Après quelques jours ou quelques semaines, on m’a conduit dans un grand bureau où se tenaient trois médecins en blouse blanche. Ils n’ont pas arrêté de me poser des questions. Comme j’étais encore tout endormi avec les médicaments que j’avais avalés, j’ai répondu un peu n’importe quoi. Ils se regardaient d’un air étonné, puis ils notaient leurs réflexions dans un grand cahier. Quand l’un avait fini de m’interroger, c’est un autre qui prenait la relève. J’avais l’impression d’être de nouveau dans le commissariat de police. Il faisait chaud et j’avais soif, mais il fallait continuer à répondre. L’envie de dormir me reprenait par intermittence et à la fin je ne répondais presque plus, alors ils faisaient les questions et les réponses eux-mêmes. C’était plus facile, je n’avais qu’à hocher la tête pour dire que j’étais d’accord. A vrai dire j’étais d’accord avec tout car je ne comprenais même plus le sens de leurs paroles. Ils me disaient des choses complètement incompréhensibles et moi je faisais un petit signe pour dire oui. Je voyais bien à leur air qu’ils étaient de plus en plus étonnés, mais tout ce que je voulais, moi, c’était que cet interrogatoire se termine. Ca a fini par arriver. Ils se sont regardés, complètement consternés, puis on m’a reconduit dans ma chambre, dont on a fermé aussitôt la porte à double tour.
En attendant, j’avis toujours aussi soif et il a fallu attendre l’heure du dîner pour avoir droit à une petite bouteille d’eau minérale. J’ai essayé d’en réclamer une deuxième, mais on m’a dit que non, que j’avais droit à une seule bouteille par repas. J’ai expliqué que j’avais dû parler toute l’après-midi par une chaleur accablante et que j’étais complètement déshydraté. Mais non, il n’y avait rien à faire, le règlement était le règlement. Alors je me suis un peu énervé. Si je ne pouvais pas avoir une bouteille d’eau minérale, qu’on me donne au moins un verre ou un gobelet en plastique, que je puisse aller boire dans la salle de bain. On ma répondu qu’après le repas la salle de bain devait être fermée à clef jusqu’au lendemain matin, par mesure de sécurité et donc que je n’avais qu’à me contenter de ma bouteille. Comme je faisais remarquer que c’était un peu fort, deux infirmiers sont arrivés et ils m’ont aussitôt administré une piqure. Je n’ai même pas eu le temps de toucher à mon repas et ne me suis réveillé que le lendemain à l’aube.

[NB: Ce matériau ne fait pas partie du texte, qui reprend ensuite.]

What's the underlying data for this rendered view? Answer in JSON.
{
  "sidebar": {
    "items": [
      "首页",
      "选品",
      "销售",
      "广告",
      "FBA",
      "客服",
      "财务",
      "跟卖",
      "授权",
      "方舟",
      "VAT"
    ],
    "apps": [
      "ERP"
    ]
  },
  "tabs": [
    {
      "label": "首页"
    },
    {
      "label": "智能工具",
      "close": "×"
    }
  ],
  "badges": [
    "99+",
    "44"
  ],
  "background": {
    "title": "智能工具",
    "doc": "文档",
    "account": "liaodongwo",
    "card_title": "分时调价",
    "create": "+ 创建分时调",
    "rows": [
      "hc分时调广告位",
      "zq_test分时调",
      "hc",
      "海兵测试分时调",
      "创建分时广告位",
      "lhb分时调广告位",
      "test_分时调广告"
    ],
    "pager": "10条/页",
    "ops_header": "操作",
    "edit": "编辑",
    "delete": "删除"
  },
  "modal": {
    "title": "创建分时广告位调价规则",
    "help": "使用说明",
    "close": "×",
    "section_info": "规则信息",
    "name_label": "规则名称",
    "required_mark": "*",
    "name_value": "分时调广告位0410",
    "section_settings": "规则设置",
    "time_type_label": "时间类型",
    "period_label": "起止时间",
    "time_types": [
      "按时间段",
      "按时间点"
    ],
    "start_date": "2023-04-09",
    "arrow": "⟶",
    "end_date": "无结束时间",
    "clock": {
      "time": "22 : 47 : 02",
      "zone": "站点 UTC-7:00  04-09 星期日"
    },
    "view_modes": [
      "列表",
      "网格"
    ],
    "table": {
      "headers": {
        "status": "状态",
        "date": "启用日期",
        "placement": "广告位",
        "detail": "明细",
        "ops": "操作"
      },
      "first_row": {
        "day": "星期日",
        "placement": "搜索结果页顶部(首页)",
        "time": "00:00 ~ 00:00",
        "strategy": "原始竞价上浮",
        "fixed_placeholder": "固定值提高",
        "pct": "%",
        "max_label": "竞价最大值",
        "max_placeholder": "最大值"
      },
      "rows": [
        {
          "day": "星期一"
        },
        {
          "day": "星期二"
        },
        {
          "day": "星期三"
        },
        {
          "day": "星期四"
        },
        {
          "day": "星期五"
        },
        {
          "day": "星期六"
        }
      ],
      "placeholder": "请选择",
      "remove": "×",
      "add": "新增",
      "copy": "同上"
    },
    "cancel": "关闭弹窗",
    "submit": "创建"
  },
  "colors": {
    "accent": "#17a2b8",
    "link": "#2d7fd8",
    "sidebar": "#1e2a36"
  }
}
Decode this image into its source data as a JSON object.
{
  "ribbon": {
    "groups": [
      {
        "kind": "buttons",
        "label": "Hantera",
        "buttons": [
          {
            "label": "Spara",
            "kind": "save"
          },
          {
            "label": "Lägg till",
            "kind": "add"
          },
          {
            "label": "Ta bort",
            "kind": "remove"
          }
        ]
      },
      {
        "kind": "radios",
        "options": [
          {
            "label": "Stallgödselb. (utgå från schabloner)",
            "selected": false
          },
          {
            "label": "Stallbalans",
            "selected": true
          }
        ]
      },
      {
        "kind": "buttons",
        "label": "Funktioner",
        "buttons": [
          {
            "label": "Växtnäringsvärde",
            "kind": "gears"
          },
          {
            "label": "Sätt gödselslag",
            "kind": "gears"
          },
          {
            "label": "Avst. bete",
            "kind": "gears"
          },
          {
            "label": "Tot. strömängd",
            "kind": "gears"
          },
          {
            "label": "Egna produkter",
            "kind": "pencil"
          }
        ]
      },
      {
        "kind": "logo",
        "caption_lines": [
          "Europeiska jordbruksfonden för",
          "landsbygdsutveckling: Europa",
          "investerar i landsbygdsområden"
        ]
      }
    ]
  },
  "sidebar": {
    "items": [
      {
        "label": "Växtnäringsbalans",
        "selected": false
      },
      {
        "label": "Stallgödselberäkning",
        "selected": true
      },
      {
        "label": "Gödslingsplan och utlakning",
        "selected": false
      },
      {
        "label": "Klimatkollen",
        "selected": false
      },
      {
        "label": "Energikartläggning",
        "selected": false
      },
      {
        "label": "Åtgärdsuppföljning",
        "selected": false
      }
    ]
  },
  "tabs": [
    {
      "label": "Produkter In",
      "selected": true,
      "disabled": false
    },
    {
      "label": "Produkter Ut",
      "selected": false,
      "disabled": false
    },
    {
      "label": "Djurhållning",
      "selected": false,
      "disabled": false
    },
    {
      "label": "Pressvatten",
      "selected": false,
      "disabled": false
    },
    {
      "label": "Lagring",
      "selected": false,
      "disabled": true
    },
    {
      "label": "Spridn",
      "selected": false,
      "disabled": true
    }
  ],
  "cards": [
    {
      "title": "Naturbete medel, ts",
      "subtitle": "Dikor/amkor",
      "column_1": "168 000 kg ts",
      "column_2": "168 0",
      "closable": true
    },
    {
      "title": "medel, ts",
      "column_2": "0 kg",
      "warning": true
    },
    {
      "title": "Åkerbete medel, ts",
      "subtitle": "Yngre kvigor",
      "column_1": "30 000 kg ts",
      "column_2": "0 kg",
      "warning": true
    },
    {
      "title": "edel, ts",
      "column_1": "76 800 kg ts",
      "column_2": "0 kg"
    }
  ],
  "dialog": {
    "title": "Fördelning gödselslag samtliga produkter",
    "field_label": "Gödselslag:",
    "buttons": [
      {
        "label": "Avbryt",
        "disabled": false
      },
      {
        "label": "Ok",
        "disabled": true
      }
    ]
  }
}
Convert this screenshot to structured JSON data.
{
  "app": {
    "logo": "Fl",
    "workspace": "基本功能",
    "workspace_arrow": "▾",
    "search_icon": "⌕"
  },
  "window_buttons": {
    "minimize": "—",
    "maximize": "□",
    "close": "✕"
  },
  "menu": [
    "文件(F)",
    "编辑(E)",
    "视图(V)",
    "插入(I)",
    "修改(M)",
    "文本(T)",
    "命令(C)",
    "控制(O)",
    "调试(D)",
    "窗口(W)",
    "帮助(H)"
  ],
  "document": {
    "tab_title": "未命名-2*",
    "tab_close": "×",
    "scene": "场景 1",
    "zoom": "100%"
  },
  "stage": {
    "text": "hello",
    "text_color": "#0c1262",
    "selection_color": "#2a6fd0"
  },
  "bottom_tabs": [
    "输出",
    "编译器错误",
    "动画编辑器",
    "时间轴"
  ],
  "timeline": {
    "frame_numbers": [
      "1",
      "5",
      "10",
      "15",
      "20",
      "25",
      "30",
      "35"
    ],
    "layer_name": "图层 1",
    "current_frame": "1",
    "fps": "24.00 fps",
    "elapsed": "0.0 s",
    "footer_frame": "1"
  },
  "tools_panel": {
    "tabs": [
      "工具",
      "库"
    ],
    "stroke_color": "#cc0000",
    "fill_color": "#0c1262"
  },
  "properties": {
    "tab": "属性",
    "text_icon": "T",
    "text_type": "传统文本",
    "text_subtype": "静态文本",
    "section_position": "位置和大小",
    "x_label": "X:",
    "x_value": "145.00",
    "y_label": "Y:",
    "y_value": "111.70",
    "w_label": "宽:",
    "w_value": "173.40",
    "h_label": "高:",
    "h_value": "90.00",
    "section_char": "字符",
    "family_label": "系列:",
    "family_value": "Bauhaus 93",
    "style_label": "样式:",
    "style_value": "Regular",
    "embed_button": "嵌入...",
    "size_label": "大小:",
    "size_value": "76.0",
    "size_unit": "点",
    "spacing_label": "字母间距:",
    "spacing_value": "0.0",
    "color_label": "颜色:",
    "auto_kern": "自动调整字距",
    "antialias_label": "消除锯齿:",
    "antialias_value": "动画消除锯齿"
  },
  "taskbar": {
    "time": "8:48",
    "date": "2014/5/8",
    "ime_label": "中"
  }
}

Cela a duré comme cela pendant des semaines et des semaines. Je restais enfermé toute la journée et si je me plaignais de mon état ou si je rouspétais sur l’insuffisance de nourriture ou son aspect peu varié (une biscotte avec du beure le matin, l’éternel steak haché à midi, que l’on peut manger sans couteau, et un peu de potage le soir), les deux infirmiers revenaient et m’administraient de nouvelles piqures. Un jour je leur ai demandé pourquoi ils agissaient ainsi. Ils m’ont répondu que tant que je ne serais pas raisonnable, cela continuerait. J’ai fait remarquer que je n’étais quand même pas très exigeant et que mes réclamations étaient fondées, mais ils m’ont expliqué que contester le système renforçait les médecins dans leur opinion. J’étais gravement malade et manifestement je n’acceptais aucune autorité. Tant que je ne voudrais pas changer, ils ne bougeraient pas non plus.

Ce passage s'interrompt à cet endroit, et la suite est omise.